Filtering Each Word in a String in Ruby

Posted by Zach Baker Thu, 27 Apr 2006 21:03:00 GMT

Here’s a little Ruby method I found handy. I recently needed to convert some strings from all capital letters into something more polite. Normally, using String#scan as a word iterator will do just fine. However, I was looking for a way to modify each word in the string but keep punctuation and other non-word stuff in place.
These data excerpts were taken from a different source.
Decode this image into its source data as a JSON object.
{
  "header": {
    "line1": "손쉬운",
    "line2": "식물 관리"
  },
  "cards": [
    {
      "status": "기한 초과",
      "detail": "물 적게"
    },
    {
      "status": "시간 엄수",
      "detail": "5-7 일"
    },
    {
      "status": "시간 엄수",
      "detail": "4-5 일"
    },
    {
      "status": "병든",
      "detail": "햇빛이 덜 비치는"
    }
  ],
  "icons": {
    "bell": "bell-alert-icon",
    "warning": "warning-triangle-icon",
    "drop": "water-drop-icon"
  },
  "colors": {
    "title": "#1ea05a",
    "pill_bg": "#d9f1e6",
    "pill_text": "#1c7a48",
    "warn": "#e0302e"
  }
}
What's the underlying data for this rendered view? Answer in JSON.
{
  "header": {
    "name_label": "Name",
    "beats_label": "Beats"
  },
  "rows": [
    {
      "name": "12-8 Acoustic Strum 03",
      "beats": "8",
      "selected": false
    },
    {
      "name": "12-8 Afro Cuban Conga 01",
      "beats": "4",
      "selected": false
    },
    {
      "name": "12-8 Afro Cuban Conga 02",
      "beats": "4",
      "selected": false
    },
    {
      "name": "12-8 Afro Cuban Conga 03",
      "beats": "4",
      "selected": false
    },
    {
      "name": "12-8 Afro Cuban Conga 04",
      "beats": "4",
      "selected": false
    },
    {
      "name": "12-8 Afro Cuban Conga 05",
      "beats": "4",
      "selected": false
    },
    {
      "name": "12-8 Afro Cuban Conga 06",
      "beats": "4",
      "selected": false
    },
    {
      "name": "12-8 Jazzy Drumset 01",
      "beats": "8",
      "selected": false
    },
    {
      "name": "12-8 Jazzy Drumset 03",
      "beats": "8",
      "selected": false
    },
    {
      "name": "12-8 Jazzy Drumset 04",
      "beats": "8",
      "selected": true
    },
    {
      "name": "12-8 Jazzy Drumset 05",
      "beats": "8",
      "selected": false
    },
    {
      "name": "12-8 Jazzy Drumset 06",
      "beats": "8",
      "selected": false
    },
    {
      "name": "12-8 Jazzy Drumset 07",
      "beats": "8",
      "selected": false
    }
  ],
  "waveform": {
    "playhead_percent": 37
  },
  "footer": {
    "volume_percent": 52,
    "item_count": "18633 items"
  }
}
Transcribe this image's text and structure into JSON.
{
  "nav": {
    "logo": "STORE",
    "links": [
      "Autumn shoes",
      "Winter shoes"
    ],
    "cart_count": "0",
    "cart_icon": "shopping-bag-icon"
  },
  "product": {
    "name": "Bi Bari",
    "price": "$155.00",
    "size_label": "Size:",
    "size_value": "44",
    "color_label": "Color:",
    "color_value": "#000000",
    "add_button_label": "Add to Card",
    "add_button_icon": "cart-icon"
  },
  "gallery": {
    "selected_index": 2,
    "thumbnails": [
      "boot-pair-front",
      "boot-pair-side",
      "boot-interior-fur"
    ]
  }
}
So I created a filter (and filter!) method for String. It pulls each word from the string, yields it to the given block and uses the result to replace the original word. Sort of like map for strings:

"e. e. cummings".filter {|w| w.capitalize }
=> "E. E. Cummings"

"Merrye Olde Englande".filter {|w| w.chop }
=> "Merry Old England"

"EVETS KAINZOW".filter {|w| w.reverse.downcase.capitalize }
=> "Steve Wozniak"

So here’s the code.

class String
  def filter(word_pattern = '\w+', &proc)
    result_string, rest_of_string = '', self
    word_re = Regexp.new(word_pattern)
    while word_match = word_re.match(rest_of_string)
      rest_of_string = word_match.post_match
      # concatenate the part before the match and the result of the yield (unless nil)
      result_string << word_match.pre_match + (yield word_match[0] or word_match[0])
    end
    result_string + rest_of_string
  end
  def filter!(word_pattern = '\w+', &proc)
    replace(filter(word_pattern, &proc))
  end
end

And here’s the rub:

"DUDE, WHERE'S MY CAR?".filter {|w| w.capitalize }
=> "Dude, Where'S My Car?"

Whoa! See that rogue capital S? That’s an example of what happens when using the default pattern /\w+/ to match words. There’s no logic to make the “that” and the apostrophe-s one single word. So you may find you need to pass in a more sophisticated regular expression:

"DUDE, WHERE'S MY CAR?".filter(/\w+'[Ss]|\w+/) {|w| w.capitalize }
=> "Dude, Where's My Car?"

Of course, you might want something a bit more sophisticated than that.